The room on the first floor of the DIC is full of young and middle-aged women dressed in bright colours. They are not just drug users who regularly visit the drop-in centre for follow-up care and treatment: they have a more promising role to play- that of an outreach worker.
Parina Subba, programme director of the organization says, "an emerging problem is that the women visiting the centre, had developed an unhealthy dependence on the clinic. They would visit everyday and expect to be provided with food, shelter, child care and legal support. We needed to address this issue. Since we work with outreach-based intervention programmes, we decided to engage them in this work. Today, we have 30 skilled women who work as outreach workers and have been nicknamed 'the lesser known heroes' of the community!"
The effectiveness of outreach interventions depends largely on the skills of the workers and the appropriateness of the services provided. The organization ensures that every woman they train as an outreach worker understands her responsibility and the comprehensiveness of the services provided.
The role of these women is to reach out to drug users especially female drug users rather than waiting for them to visit their drop-in centre, which is a more traditional approach.
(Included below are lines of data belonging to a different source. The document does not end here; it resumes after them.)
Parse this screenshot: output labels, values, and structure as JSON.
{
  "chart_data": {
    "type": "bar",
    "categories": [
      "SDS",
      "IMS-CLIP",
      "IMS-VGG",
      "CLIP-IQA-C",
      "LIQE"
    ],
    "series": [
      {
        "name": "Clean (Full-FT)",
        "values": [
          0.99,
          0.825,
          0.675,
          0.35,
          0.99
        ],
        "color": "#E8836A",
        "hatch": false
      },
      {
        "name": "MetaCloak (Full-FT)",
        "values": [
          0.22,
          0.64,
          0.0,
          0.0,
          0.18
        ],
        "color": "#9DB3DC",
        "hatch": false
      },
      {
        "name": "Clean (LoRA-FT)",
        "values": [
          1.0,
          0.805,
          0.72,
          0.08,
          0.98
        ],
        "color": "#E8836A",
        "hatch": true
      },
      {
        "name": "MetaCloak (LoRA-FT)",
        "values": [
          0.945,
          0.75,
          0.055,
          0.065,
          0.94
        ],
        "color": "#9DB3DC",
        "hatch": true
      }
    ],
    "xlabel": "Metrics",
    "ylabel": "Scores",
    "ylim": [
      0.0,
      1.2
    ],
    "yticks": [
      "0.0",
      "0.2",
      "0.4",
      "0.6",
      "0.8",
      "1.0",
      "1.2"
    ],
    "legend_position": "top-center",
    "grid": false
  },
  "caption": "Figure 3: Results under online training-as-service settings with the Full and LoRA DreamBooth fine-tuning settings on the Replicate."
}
Often, women tend to avoid institutional treatment centres for fear of being stigmatised and prosecuted and may not approach the centre at all. Women drug users are more vulnerable to HIV infection since many of them are involved in sex work and drug use. They often report sexual violence and are forced into unprotected sex. One of the senior outreach workers says, "our aim is to contact female drug users in the communities where they live, socialize, use drugs and educate them on issues related to drug use, HIV and AIDS. We also share information on the means to reduce the risks of acquiring HIV infection through sharing of injecting equipment and sexual contact." Another woman adds, "central to our work are referrals to other services that provide drug dependence treatment, including oral substitution treatment, collection of used syringes, abscess management and HIV, tuberculosis and hepatitis C testing."
It is difficult to imagine that, once, most of these women did not dare venture out of their rooms for fear of discrimination. Today, these women walk proudly through the city, visit every bar and slum to carry out their work.
Outreach workers and clients outside the drop-in centre in Kathmandu, Nepal
This initiative is supported by the UNODC project "HIV prevention treatment and care for female drug users, female prisoners and women living with HIV and AIDS in Nepal". This was made possible thanks to the contribution of the Royal Norwegian Ministry of Foreign Affairs.